The young woman laughed. “That’s funny. You’re funny. It does sound sort of funny, doesn’t it? But it’s a really good program. And they can help you. The Second Wind program can help you.”
She reached beneath the counter again, pulled out another stack of paper, and set it beside the other stack of paper. So much paper, so much work. He didn’t know why he was here; he’d come here only because his therapist had suggested it. Frank felt stupid and inadequate. He’d made a huge mistake by quitting his Forest Service job, but he could probably go back. He didn’t want to go to college; he wanted to walk the quiet forests and think about nothing as often as he could.
“Hey, listen,” Frank said, “I’ve got another thing to go to. I’ll come back later.”
“No, listen,” she said, because she was poor and smart and had been poorer and was now smarter than people assumed she was. “I know this is scary. I was scared to come here. I’ll help you. I’ll take you to Stephanie.”
She came around the counter and took his hand. She was only eighteen, and she led him by the hand down the hallway toward the Native American Admissions Office.
“My name is Lynn,” she said as they walked together, as she led him by the hand.
“I’m Frank.”
“I know, you already told me that.”
He was scared, and she knew it and didn’t hate him for it. She wasn’t afraid of his fear, and she wouldn’t hurt him for it. She was so young and so smart, and she led him by the hand.
Lynn led him into the Native American Admissions Office, Room 21A at West Seattle Community College in Seattle, Washington, a city named after a Duwamish Indian chief who died alone and drunk and poor and forgotten, only to be remembered decades after his death for words of wisdom he’d supposedly said, but words that had been written by the mayor’s white assistant. Mr. Death, Frank thought, if a lie is beautiful, then is it truly a lie?

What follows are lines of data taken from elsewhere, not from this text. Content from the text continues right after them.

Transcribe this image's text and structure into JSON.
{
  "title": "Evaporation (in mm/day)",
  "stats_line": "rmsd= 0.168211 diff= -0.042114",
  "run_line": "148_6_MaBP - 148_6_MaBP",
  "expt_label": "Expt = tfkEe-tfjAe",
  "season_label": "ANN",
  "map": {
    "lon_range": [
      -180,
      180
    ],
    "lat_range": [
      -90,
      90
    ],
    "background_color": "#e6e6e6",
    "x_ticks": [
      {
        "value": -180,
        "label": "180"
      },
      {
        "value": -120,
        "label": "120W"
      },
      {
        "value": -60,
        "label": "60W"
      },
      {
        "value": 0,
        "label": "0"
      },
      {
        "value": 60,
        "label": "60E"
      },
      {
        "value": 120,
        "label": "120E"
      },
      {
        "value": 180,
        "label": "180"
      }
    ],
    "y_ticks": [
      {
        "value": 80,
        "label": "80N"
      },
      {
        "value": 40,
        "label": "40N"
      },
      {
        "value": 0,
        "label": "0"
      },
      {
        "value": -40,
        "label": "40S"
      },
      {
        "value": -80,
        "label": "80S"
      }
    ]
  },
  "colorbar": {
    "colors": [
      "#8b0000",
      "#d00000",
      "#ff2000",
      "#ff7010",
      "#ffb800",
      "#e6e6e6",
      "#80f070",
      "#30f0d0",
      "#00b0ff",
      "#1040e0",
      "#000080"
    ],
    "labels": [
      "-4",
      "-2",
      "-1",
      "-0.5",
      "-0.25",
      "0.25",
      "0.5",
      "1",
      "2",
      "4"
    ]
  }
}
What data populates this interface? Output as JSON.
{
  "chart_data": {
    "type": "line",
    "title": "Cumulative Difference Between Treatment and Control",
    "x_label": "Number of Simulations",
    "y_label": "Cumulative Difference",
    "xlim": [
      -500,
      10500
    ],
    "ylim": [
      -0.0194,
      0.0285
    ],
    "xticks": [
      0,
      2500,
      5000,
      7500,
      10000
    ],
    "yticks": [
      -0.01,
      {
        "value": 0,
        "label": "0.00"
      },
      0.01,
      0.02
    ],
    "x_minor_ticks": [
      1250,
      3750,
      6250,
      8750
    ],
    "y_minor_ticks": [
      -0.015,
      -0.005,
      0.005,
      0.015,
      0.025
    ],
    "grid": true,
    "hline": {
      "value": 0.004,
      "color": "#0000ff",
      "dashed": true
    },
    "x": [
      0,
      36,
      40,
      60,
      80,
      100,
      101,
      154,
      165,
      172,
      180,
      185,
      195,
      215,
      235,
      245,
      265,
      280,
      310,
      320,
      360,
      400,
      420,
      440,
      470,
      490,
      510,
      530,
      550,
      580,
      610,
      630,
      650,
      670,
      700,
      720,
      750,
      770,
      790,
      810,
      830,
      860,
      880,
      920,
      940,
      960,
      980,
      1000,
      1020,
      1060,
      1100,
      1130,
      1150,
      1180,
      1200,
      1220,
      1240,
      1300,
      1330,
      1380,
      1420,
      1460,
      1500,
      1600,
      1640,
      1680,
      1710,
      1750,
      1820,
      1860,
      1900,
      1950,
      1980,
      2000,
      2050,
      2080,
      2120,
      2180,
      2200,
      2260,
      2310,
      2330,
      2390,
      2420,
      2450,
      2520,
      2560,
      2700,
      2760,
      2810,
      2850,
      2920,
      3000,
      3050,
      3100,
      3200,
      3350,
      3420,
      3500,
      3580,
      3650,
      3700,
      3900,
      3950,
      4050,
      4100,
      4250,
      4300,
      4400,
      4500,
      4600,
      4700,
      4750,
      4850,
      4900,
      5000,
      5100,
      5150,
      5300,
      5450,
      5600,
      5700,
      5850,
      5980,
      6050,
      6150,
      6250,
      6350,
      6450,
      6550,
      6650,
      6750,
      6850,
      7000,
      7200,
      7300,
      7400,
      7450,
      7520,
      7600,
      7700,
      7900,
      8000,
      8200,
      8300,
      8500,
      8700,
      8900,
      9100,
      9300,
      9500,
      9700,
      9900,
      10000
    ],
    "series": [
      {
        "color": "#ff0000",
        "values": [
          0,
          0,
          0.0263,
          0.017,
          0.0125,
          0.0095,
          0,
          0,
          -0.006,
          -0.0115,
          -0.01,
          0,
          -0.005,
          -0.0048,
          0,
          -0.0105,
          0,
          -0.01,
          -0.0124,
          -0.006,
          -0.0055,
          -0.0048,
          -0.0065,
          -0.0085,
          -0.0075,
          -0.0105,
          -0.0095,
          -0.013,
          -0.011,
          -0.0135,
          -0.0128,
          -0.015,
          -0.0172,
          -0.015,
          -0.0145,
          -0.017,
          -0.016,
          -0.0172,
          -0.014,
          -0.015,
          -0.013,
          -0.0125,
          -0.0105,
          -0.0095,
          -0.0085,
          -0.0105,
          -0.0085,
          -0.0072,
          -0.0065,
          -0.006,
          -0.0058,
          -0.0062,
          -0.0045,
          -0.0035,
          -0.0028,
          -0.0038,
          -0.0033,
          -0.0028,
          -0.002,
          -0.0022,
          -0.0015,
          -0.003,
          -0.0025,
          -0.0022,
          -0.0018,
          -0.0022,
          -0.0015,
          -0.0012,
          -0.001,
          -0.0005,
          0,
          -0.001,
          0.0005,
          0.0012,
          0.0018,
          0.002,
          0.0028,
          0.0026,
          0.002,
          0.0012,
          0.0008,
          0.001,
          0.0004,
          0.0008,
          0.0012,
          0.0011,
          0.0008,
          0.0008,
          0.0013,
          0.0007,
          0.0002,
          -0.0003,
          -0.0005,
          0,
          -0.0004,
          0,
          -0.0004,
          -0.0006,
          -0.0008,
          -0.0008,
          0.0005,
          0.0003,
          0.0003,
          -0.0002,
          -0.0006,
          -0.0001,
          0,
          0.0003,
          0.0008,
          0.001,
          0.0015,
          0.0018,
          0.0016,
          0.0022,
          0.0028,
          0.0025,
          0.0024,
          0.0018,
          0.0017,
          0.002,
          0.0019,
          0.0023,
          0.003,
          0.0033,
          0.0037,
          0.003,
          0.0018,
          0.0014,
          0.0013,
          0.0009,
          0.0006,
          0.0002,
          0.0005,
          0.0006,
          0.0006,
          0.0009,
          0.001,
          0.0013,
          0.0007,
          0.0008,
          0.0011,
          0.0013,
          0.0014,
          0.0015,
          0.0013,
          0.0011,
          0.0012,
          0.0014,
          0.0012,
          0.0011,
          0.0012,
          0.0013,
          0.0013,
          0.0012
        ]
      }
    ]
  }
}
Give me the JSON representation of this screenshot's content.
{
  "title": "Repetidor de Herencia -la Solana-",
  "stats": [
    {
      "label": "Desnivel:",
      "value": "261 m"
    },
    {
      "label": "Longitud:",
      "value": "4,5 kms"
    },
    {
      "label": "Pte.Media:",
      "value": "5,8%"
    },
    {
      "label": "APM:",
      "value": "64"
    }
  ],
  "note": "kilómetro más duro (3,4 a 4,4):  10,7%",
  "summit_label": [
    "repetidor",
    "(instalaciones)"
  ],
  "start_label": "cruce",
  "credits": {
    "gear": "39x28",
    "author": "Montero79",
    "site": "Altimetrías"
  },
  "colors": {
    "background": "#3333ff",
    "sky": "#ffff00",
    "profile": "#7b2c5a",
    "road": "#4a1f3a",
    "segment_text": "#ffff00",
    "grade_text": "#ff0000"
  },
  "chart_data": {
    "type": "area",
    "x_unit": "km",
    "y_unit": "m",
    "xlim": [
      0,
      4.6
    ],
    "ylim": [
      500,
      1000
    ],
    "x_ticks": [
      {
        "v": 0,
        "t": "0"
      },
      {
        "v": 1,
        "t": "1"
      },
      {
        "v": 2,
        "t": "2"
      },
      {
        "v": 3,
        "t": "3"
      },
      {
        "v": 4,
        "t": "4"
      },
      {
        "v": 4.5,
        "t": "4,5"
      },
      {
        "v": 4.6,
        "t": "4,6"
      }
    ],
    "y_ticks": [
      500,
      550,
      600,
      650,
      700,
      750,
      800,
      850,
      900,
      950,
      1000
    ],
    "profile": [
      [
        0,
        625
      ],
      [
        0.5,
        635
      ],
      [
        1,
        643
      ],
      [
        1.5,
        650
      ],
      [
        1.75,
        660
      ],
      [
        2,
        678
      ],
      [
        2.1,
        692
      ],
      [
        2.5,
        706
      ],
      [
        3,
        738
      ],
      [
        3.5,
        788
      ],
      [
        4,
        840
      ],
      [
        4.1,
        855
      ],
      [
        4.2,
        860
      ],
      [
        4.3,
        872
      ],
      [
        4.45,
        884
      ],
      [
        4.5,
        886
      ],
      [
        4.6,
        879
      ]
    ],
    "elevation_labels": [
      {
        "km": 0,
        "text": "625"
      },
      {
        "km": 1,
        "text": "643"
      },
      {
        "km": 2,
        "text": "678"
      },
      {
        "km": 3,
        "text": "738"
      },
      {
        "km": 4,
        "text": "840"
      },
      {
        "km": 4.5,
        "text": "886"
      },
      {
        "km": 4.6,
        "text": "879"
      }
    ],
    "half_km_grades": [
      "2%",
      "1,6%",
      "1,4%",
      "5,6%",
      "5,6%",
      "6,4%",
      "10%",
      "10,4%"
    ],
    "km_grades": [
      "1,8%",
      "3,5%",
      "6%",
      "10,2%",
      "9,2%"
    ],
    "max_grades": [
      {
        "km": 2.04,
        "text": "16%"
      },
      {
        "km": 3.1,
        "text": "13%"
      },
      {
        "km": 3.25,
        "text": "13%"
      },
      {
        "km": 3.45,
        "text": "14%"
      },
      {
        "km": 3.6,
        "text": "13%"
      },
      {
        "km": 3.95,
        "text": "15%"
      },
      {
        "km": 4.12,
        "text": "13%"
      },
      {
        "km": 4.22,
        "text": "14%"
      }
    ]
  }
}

Lynn led Frank into the simple office. Sitting at a metal desk, a chubby Indian woman with old-fashioned eyeglasses looked up at the odd pair.
“Dang, Lynn,” the Indian woman said. “I didn’t know you like them old and dark.”
“Old and dark and bitter,” Lynn said. “Like bus-station coffee.”
The women laughed together. Frank thought they were smart and funny, too smart and funny for him to compete with, too smart and funny for him to understand. He knew he wasn’t smart and funny enough to be in their presence.
“This is Mr. Frank Snake Church,” Lynn said with overt formality, with respect. “He is very interested in attending our beloved institution, but he’s never been to college before. He’s a Native American and a Second Winder.”